Par Oscar BISIMWA
Pendant près de 10 jours, sous la supervision de Pascaline Zamuda, présidente du Cadre de Récupération et d’Encadrement pour l’Epanouissement integral des Jeunes (CREEIJ), des intervenants outillés en la matière partagent leurs connaissances et
analysent avec les bénéficiaires, les rapports de pouvoirs entre les femmes et les hommes, l’assignation des rôles au sein de la société en fonction du sexe.
« Cette répartition des rôles, des responsabilités, des activités et des ressources entre femmes et hommes est source d’inégalités et limite la liberté des femmes à jouir des droits humains » a souligné Annie Modi, principale intervenante sur la question. L’oratrice a fait observer que dans certaines zones de la RDC et du monde, les femmes restent des « mineures juridiques ». Quand bien même les cadres juridiques qui instaurent l’égalité des femmes et des hommes sont en place, les femmes ne bénéficient pas forcément des mêmes droits réels et continuent à subir des discriminations liées aux coutumes et aux traditions. Elles subissent des inégalités dans l’accès et le contrôle des ressources, par exemple dans l’accès à la terre, ou sur le contrôle du budget familial, dans leur liberté de parole et de mouvement, ainsi que dans leur liberté à faire des choix à toutes les étapes de leur vie.

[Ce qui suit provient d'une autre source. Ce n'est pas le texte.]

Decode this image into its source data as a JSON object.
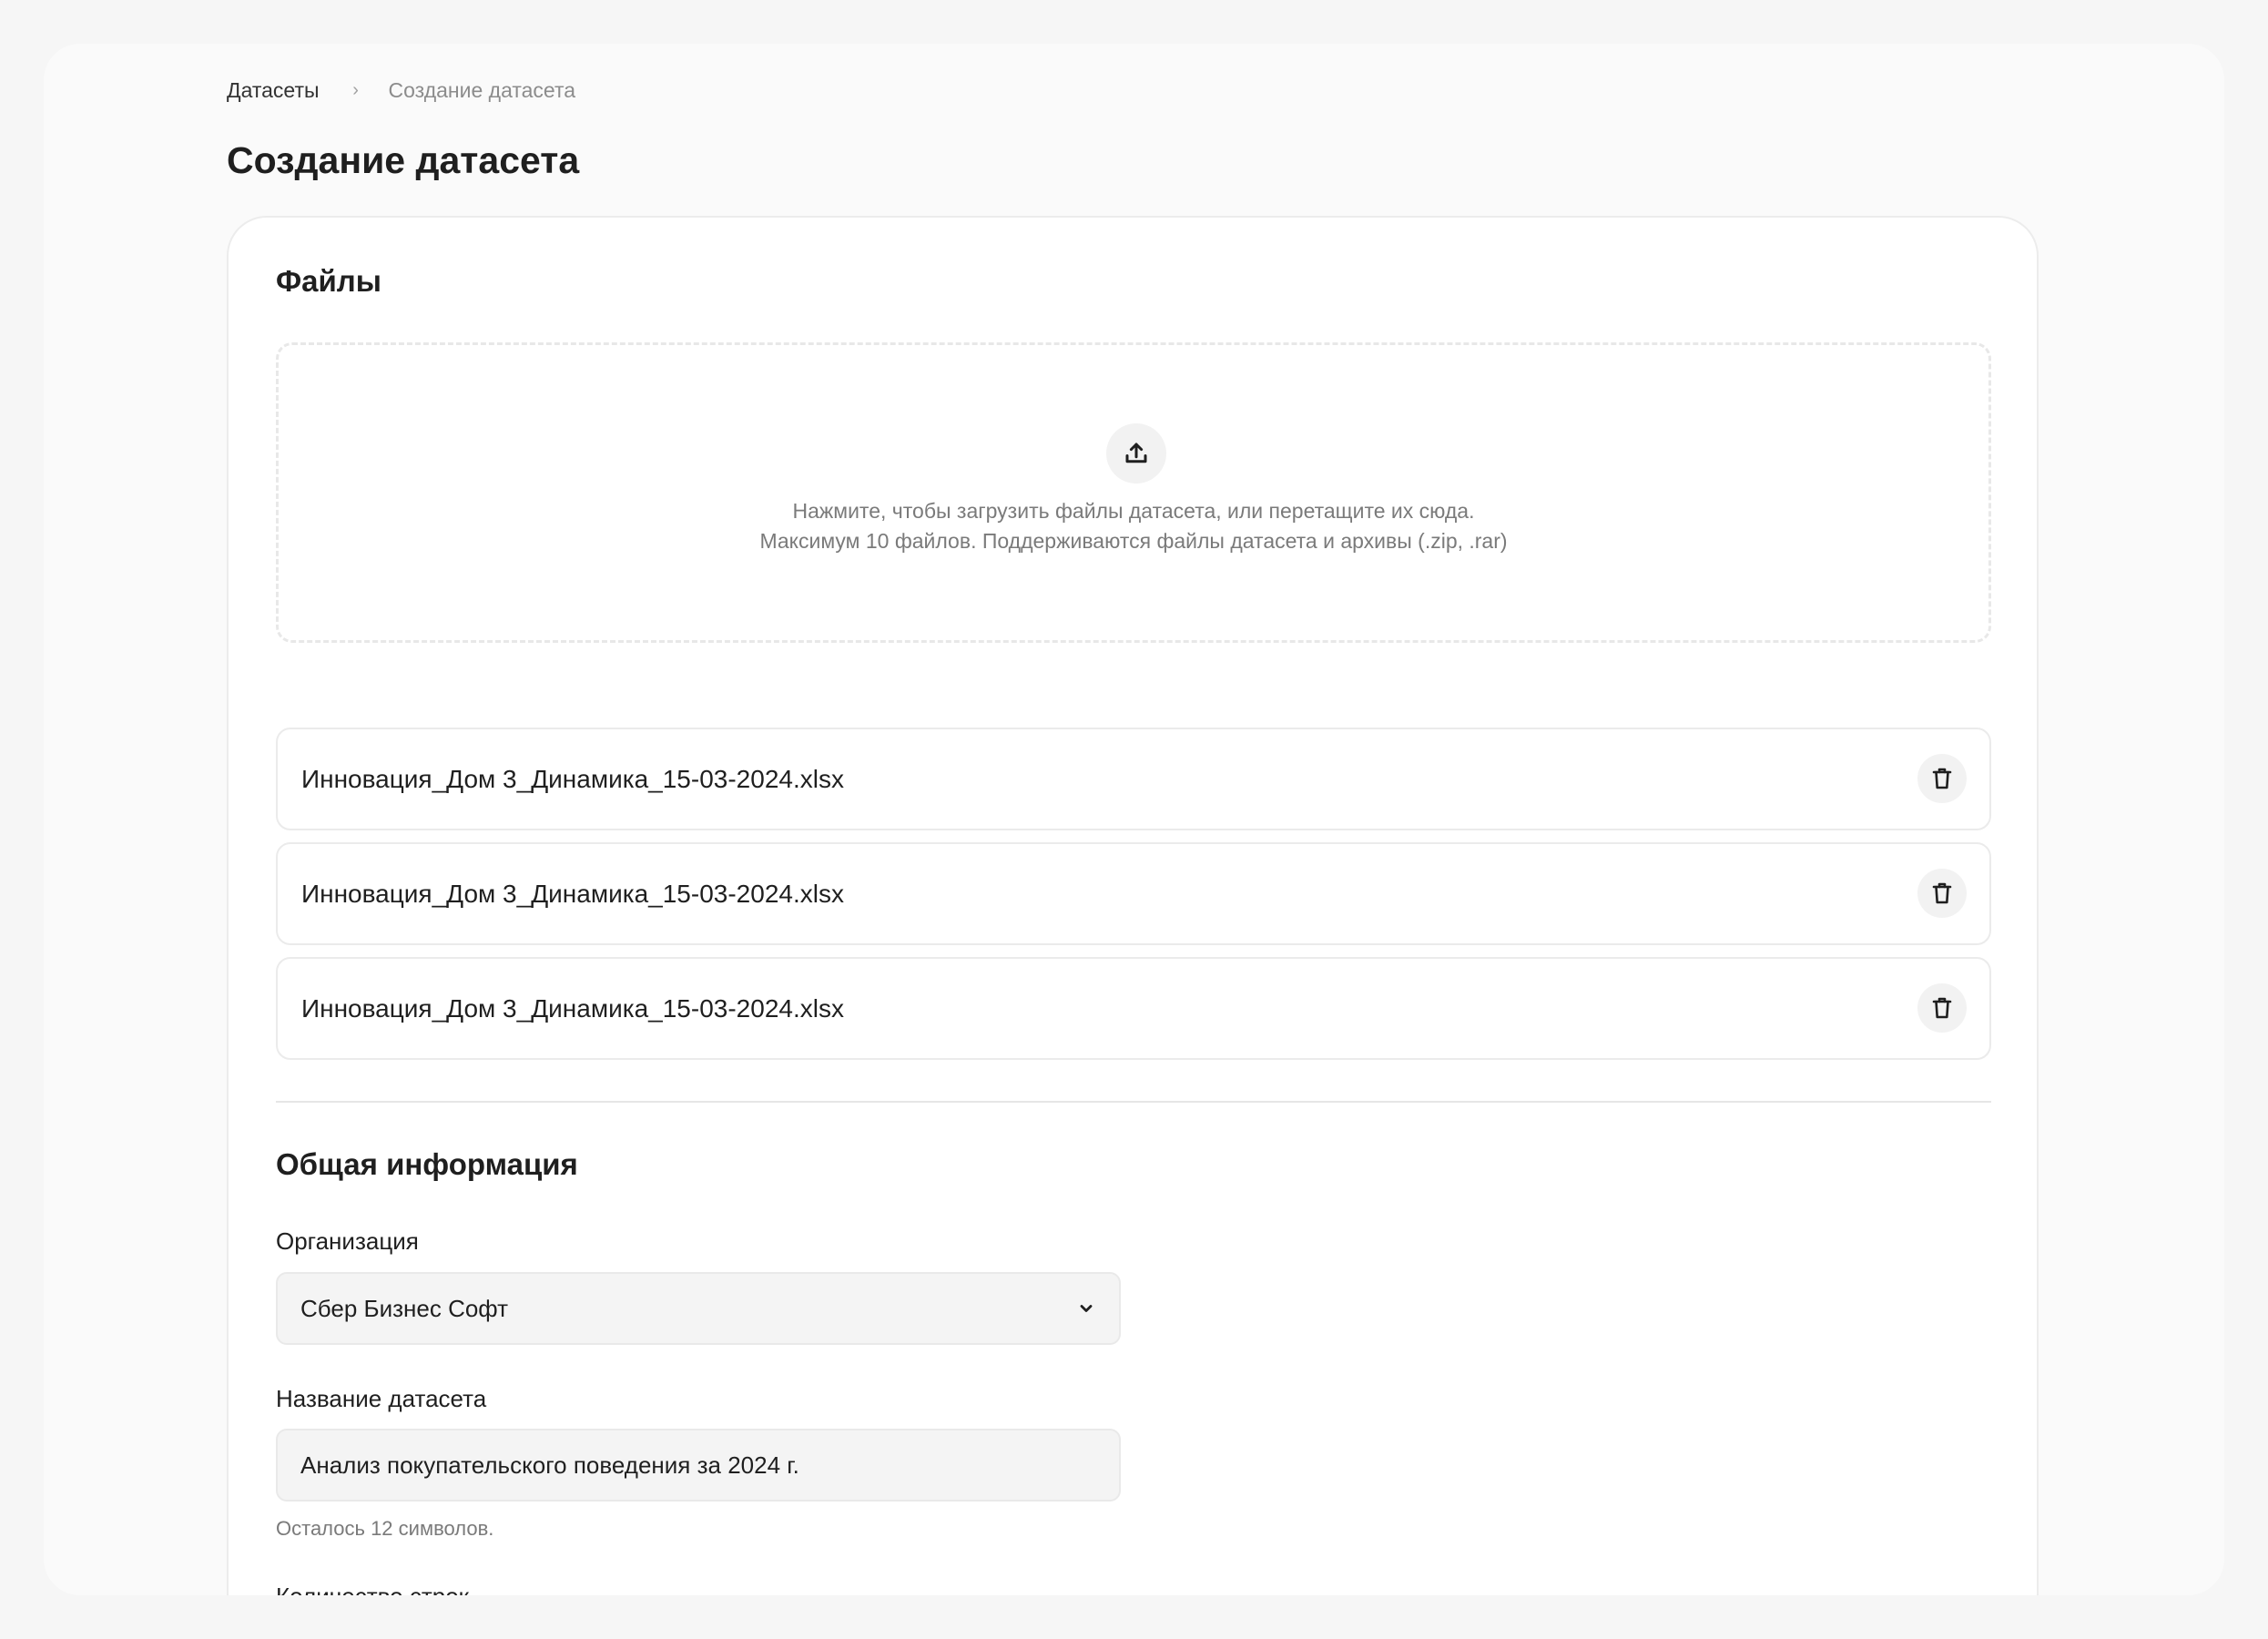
{
  "breadcrumb": {
    "parent": "Датасеты",
    "separator": "›",
    "current": "Создание датасета"
  },
  "page_title": "Создание датасета",
  "files_section": {
    "title": "Файлы",
    "dropzone": {
      "icon": "upload-icon",
      "line1": "Нажмите, чтобы загрузить файлы датасета, или перетащите их сюда.",
      "line2": "Максимум 10 файлов. Поддерживаются файлы датасета и архивы (.zip, .rar)"
    },
    "files": [
      {
        "name": "Инновация_Дом 3_Динамика_15-03-2024.xlsx",
        "action_icon": "trash-icon"
      },
      {
        "name": "Инновация_Дом 3_Динамика_15-03-2024.xlsx",
        "action_icon": "trash-icon"
      },
      {
        "name": "Инновация_Дом 3_Динамика_15-03-2024.xlsx",
        "action_icon": "trash-icon"
      }
    ]
  },
  "general_section": {
    "title": "Общая информация",
    "organization": {
      "label": "Организация",
      "value": "Сбер Бизнес Софт",
      "icon": "chevron-down-icon"
    },
    "dataset_name": {
      "label": "Название датасета",
      "value": "Анализ покупательского поведения за 2024 г.",
      "hint": "Осталось 12 символов."
    },
    "row_count": {
      "label": "Количество строк"
    }
  },
  "colors": {
    "page_bg": "#f6f6f6",
    "card_bg": "#ffffff",
    "input_bg": "#f4f4f4",
    "text_primary": "#1f1f1f",
    "text_secondary": "#7a7a7a"
  }
}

En tant qu’objectif, l’approche Genre promeut l’égalité des droits, ainsi qu’un partage équitable des ressources et responsabilités entre les femmes et les hommes.

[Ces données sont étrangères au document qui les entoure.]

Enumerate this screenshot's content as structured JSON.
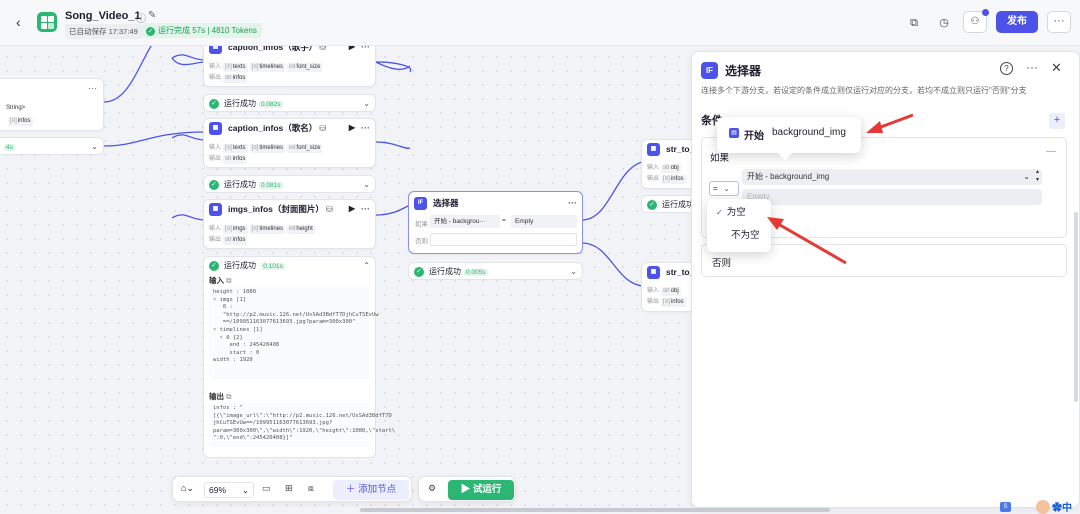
{
  "header": {
    "title": "Song_Video_1",
    "saved_text": "已自动保存 17:37:49",
    "run_status": "运行完成 57s | 4810 Tokens",
    "publish_label": "发布"
  },
  "left_stub": {
    "row1": "String>",
    "row2": "infos",
    "status_time": "4s"
  },
  "nodes": [
    {
      "title": "caption_infos（歌手）",
      "inputs_label": "输入",
      "inputs": [
        "texts",
        "timelines",
        "font_size"
      ],
      "outputs_label": "输出",
      "outputs": [
        "infos"
      ],
      "status": "运行成功",
      "time": "0.082s"
    },
    {
      "title": "caption_infos（歌名）",
      "inputs_label": "输入",
      "inputs": [
        "texts",
        "timelines",
        "font_size"
      ],
      "outputs_label": "输出",
      "outputs": [
        "infos"
      ],
      "status": "运行成功",
      "time": "0.081s"
    },
    {
      "title": "imgs_infos（封面图片）",
      "inputs_label": "输入",
      "inputs": [
        "imgs",
        "timelines",
        "height"
      ],
      "outputs_label": "输出",
      "outputs": [
        "infos"
      ],
      "status": "运行成功",
      "time": "0.101s"
    }
  ],
  "detail": {
    "input_label": "输入",
    "input_lines": [
      "height : 1080",
      "▿ imgs [1]",
      "   0 :",
      "   \"http://p2.music.126.net/UsSAd3BdfT7DjhCuTSEvUw",
      "   ==/109951163077613693.jpg?param=300x300\"",
      "▿ timelines [1]",
      "  ▿ 0 {2}",
      "     end : 245420408",
      "     start : 0",
      "width : 1920"
    ],
    "output_label": "输出",
    "output_lines": [
      "infos : \"",
      "[{\\\"image_url\\\":\\\"http://p2.music.126.net/UsSAd3BdfT7D",
      "jhCuTSEvUw==/109951163077613693.jpg?",
      "param=300x300\\\",\\\"width\\\":1920,\\\"height\\\":1080,\\\"start\\",
      "\":0,\\\"end\\\":245420408}]\""
    ]
  },
  "selector_node": {
    "title": "选择器",
    "cond_label": "如果",
    "cond_var": "开始 - backgrou···",
    "cond_op": "=",
    "cond_value": "Empty",
    "else_label": "否则",
    "status": "运行成功",
    "time": "0.005s"
  },
  "str_nodes": [
    {
      "title": "str_to_",
      "inputs_label": "输入",
      "inputs": [
        "obj"
      ],
      "outputs_label": "输出",
      "outputs": [
        "infos"
      ],
      "status": "运行成功"
    },
    {
      "title": "str_to_",
      "inputs_label": "输入",
      "inputs": [
        "obj"
      ],
      "outputs_label": "输出",
      "outputs": [
        "infos"
      ]
    }
  ],
  "panel": {
    "icon": "IF",
    "title": "选择器",
    "description": "连接多个下游分支，若设定的条件成立则仅运行对应的分支，若均不成立则只运行\"否则\"分支",
    "section_label": "条件",
    "if_label": "如果",
    "variable": "开始 - background_img",
    "else_label": "否则",
    "empty_placeholder": "Empty"
  },
  "tooltip": {
    "prefix": "开始",
    "variable": "background_img"
  },
  "dropdown": {
    "options": [
      "为空",
      "不为空"
    ],
    "selected": "为空"
  },
  "toolbar": {
    "zoom": "69%",
    "add_node": "添加节点",
    "test_run": "试运行"
  },
  "ime": {
    "label": "中"
  },
  "colors": {
    "accent": "#4d53e8",
    "success": "#2bb673",
    "annotation": "#e53935"
  }
}
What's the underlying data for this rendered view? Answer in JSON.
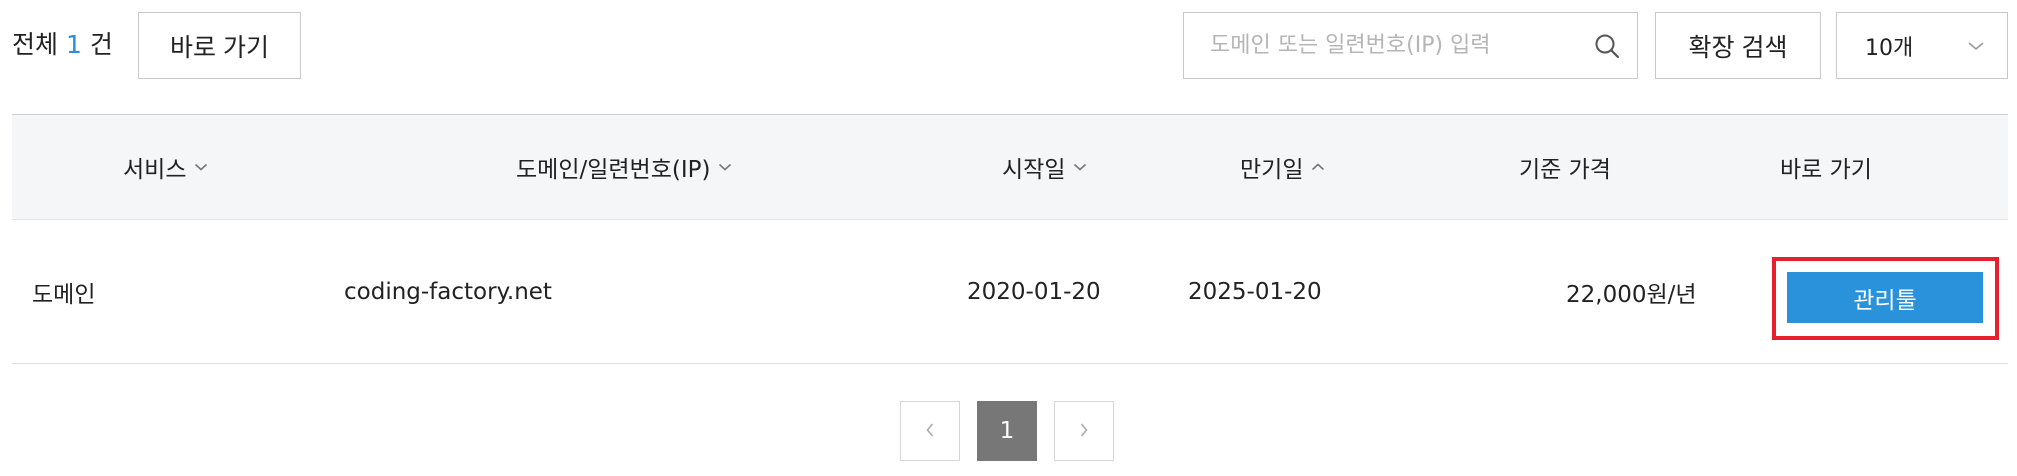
{
  "toolbar": {
    "total_prefix": "전체",
    "total_count": "1",
    "total_suffix": "건",
    "goto_label": "바로 가기",
    "search_placeholder": "도메인 또는 일련번호(IP) 입력",
    "search_value": "",
    "extended_search_label": "확장 검색",
    "page_size_selected": "10개"
  },
  "table": {
    "columns": [
      {
        "label": "서비스",
        "sort": "chevron-down"
      },
      {
        "label": "도메인/일련번호(IP)",
        "sort": "chevron-down"
      },
      {
        "label": "시작일",
        "sort": "chevron-down"
      },
      {
        "label": "만기일",
        "sort": "chevron-up"
      },
      {
        "label": "기준 가격",
        "sort": ""
      },
      {
        "label": "바로 가기",
        "sort": ""
      }
    ],
    "rows": [
      {
        "service": "도메인",
        "domain": "coding-factory.net",
        "start_date": "2020-01-20",
        "expiry_date": "2025-01-20",
        "price": "22,000원/년",
        "action_label": "관리툴"
      }
    ]
  },
  "pagination": {
    "current_page": "1"
  },
  "colors": {
    "accent": "#2a91db",
    "count": "#2a8fd8",
    "highlight": "#e5222c",
    "current_page_bg": "#777777"
  }
}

Dans une approche résolument participative, l’animatrice a soumis ses auditrices à une analyse comparée de la situation des femmes et des hommes tant d’un point de vue économique que social, culturel et politique. Elles ont tour à tour partagé leurs expériences individuelles et collectives sur des pratiques inégalitaires favorisant plus les hommes que les femmes devant des opportunités de développement.

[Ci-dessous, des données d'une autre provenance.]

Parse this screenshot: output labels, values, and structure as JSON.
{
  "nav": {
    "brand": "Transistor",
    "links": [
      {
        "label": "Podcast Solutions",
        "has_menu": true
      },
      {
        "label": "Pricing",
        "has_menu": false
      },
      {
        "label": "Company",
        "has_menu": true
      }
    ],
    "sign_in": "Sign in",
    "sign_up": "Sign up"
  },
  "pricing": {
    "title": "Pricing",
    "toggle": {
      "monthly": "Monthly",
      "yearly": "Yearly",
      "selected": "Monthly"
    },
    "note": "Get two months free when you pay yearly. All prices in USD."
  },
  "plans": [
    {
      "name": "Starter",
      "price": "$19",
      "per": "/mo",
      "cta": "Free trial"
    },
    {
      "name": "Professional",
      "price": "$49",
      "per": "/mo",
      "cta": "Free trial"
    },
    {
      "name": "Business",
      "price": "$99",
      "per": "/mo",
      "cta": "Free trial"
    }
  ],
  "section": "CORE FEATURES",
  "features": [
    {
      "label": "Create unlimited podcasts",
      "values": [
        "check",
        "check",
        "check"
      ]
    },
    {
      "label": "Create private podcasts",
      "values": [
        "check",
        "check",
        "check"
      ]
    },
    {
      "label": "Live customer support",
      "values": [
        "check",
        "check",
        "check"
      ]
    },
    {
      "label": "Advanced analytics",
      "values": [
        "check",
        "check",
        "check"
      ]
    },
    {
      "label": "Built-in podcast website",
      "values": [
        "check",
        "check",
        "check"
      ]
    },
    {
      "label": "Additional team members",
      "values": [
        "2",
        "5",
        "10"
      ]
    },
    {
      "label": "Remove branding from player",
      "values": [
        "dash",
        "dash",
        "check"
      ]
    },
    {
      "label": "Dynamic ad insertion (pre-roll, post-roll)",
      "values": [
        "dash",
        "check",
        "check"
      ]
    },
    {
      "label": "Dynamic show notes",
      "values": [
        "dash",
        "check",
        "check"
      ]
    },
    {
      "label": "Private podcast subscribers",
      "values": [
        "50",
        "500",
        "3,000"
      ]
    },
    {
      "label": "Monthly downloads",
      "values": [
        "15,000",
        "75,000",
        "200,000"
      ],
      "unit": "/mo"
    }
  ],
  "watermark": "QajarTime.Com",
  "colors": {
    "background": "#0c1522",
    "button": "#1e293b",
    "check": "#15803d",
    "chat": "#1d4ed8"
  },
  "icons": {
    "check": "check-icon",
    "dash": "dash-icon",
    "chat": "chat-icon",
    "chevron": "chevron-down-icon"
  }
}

« L’approche Genre promeut des droits formels et réels égaux pour les femmes et les hommes, l’amélioration de l’accès aux espaces d’expression et de pouvoir, au capital humain incorporé (santé, éducation) et aux facteurs de production. L’approche genre comprend aussi la prévention et la répression des violences fondées sur le sexe, un partage équitable des ressources et des responsabilités, ainsi qu’un développement humain plus complet et durable pour tous et toutes », a souligné Anny Modi à l’attention de ses auditrices.
La formatrice s’est appuyée sur les instruments juridiques nationaux et internationaux entre autres la constitution de la RDC qui consacre la parité homme-femme dans son article 45, et le protocole de Maputo qui pose l’égalité des sexes comme un principe fondamental et reconnaît les femmes en tant qu’êtres humains individuelles et non en tant que membres de la communauté ou de la famille. Joignant l’acte à la parole, il établit des droits équitables à l’héritage et le droit de chaque femme à choisir son époux. Les mutilations génitales sont interdites, de même que toutes les formes de discrimination basée sur le genre, tant dans les sphères publiques que privées et politiques, a-t-elle martelé.
Visiblement transformées par ces enseignements, les filles de Pakadjuma, revêtues d’une nouvelle robe de courage et de foi en elles-mêmes, ont dit toute leur satisfaction pour ces outils intellectuels importants dont elles ont été dotées : « fini le complexe ! les enseignements que nous venons suivre nous donnent de croire désormais en nos capacités, nous ne sommes pas des êtres inutiles ou moins importantes par rapport aux hommes, nous savons désormais que tout ce qu’ils font, nous pouvons le faire aussi, que nous pouvons même faire mieux qu’eux. Nous avons été habitués que les hommes travaillent, ils font de l’argent, et nous nous attendons leurs miettes qu’ils nous apportent moyennant des conditions. Nous pensions n’avoir que notre corps à mettre à la balance, alors que nous avons des capacités physiques et intellectuelles parfois supérieures ou égales à celles des hommes. Avec cette formation nous ne sommes plus les mêmes », rapporte Vastine Lafa.
LA PROTECTION DE L’ENFANT
La protection de l’enfant a aussi fait l’objet de formation à l’intention des professionnelles de sexe et filles mères de Pakadjuma, ce quartier à la réputation d’une prostitution abondante et de natalité précoce.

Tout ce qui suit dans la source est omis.